A particularly contentious issue was a proposed 40-foot-wide plaza along Girard Avenue, which would be closed off to traffic and delivery vehicles. Commissioners said the space was a step backward from a large, square plaza offered in the plans of Calhoun Square’s previous owners and were concerned that it would be too small, dark, and uninviting.
City Planner Hilary Dvorak, who has worked with the current owners on the proposal, said she had not used the previous plans as a reference point and thought it was unfair for the Commission to do so.
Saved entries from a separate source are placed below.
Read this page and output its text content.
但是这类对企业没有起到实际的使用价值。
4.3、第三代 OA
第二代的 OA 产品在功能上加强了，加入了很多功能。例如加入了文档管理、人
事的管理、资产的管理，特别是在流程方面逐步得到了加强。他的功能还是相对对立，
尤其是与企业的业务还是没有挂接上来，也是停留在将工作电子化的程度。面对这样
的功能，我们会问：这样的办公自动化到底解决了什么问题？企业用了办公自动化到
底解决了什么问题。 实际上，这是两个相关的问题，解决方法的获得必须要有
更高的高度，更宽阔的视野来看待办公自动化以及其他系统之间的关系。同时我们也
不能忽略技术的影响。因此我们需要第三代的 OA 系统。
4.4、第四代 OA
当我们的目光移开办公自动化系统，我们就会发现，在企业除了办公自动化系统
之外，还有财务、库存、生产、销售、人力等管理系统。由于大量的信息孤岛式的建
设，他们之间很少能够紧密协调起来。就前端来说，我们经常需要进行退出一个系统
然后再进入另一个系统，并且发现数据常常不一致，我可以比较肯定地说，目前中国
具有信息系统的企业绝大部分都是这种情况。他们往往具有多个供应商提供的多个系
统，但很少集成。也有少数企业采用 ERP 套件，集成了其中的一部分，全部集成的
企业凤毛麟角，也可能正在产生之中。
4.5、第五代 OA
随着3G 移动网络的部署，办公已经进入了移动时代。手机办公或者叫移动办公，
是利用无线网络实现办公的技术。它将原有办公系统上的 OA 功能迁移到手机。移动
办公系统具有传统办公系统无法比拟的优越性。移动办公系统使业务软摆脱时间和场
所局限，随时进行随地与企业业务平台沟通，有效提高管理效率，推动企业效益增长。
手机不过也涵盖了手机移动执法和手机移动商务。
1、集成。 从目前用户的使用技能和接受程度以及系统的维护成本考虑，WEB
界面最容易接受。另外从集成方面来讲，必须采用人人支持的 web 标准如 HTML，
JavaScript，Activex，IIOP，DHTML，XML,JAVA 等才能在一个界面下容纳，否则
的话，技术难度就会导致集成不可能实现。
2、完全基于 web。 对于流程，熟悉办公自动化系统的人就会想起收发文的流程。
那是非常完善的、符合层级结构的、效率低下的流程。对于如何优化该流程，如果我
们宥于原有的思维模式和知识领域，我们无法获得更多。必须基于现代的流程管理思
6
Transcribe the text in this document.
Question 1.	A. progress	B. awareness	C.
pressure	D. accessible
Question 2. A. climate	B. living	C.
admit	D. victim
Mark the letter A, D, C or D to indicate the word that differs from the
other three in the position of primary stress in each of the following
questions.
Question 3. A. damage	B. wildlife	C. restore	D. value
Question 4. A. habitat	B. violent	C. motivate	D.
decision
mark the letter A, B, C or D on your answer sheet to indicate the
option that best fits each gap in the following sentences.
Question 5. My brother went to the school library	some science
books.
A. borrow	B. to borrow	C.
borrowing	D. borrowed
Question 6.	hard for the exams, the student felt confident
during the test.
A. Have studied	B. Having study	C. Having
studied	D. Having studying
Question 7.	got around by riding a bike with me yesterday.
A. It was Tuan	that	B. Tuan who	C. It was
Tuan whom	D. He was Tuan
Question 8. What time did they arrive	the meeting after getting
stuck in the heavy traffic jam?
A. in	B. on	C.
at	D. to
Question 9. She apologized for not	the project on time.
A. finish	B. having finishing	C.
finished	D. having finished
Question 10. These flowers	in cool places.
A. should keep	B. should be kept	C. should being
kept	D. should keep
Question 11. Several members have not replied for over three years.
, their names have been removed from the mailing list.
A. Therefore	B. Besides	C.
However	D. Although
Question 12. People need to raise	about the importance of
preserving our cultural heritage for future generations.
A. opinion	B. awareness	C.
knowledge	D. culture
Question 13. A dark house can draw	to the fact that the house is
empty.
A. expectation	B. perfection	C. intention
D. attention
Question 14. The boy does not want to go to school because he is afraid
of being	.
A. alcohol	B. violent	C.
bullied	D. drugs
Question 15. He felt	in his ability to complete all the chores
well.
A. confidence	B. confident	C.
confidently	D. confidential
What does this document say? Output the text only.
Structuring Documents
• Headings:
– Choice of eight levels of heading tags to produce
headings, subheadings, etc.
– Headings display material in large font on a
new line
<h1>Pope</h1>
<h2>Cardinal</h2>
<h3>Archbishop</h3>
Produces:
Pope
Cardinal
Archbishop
But she was confident the Girard plaza would be just as good as the previously approved public space.
“It’s linear vs. square,” she said. “We still have a plaza on the site.”
Development team member Carol Lansing of the law firm Faegre and Benson in Minneapolis said the plaza would be screened from the parking garage, making it more inviting.
“It will be a more attractive space than it was going to be in 2005 and certainly more than it is now,” she said.
Another point of contention was the placement of several loading docks on the south side of the development. Motzenbecker was concerned about their proximity to pedestrian areas.
“I do think, regardless of the traffic counts or things that have been said back and forth that the interaction of pedestrians and vehicles in that area is pretty crazy. … As a health, safety, welfare issue, I don’t think it’s quite there yet,” he said.
Lansing said the docks were needed at the locations to efficiently serve the project and argued that congestion would not be an issue because only delivery vehicles would use the area.
Several area residents and business owners spoke at the Feb. 25 meeting, as did City Council Member Ralph Remington (10th Ward), who thought the project could be better.
“I think the amenities aren’t good enough,” he said. “We have a start. Some of the things are very good, but we need to go little bit further.”
CARAG Zoning Committee Chairman Aaron Rubenstein spoke on behalf of the neighborhood group, which had concerns, but did not approve or disapprove the project. Rubenstein said after the meeting he was surprised and a little disappointed about the outcome.
“I would have liked for the project to be approved, not as it was proposed, but it gives me absolutely no pleasure to see this situation continued,” he said.
But Rubenstein said it probably was a good decision because it will make the developers try a bit harder.
Doug Huemoeller, co-owner and general manager of Kitchen Window in Calhoun Square, saw the commission’s decision as another setback.
“I’m very frustrated with the city,” he said after the meeting. “As you take an overall look at the evolution of the center and the plans, I think these are plans that not only would have worked for the neighborhood, for the city, but also for retail.”
Calhoun Square tenant David Daly, who owns eyewear store Eyedeals, was also at the meeting and anxious for Calhoun Square’s redevelopment to move forward.
“I fear that if this continues to drag on, these owners are going to sell, too, and we’ll be back to more of a black hole,” he told commissioners.
Calhoun Square’s developers have about a month to revise their plans. The Planning Commission will review the proposal again March 31.
“I’m disappointed,” said development team member Jim Larson of Capital Growth Madison Marquette. “But we have to go back to work and see what we can come back with.”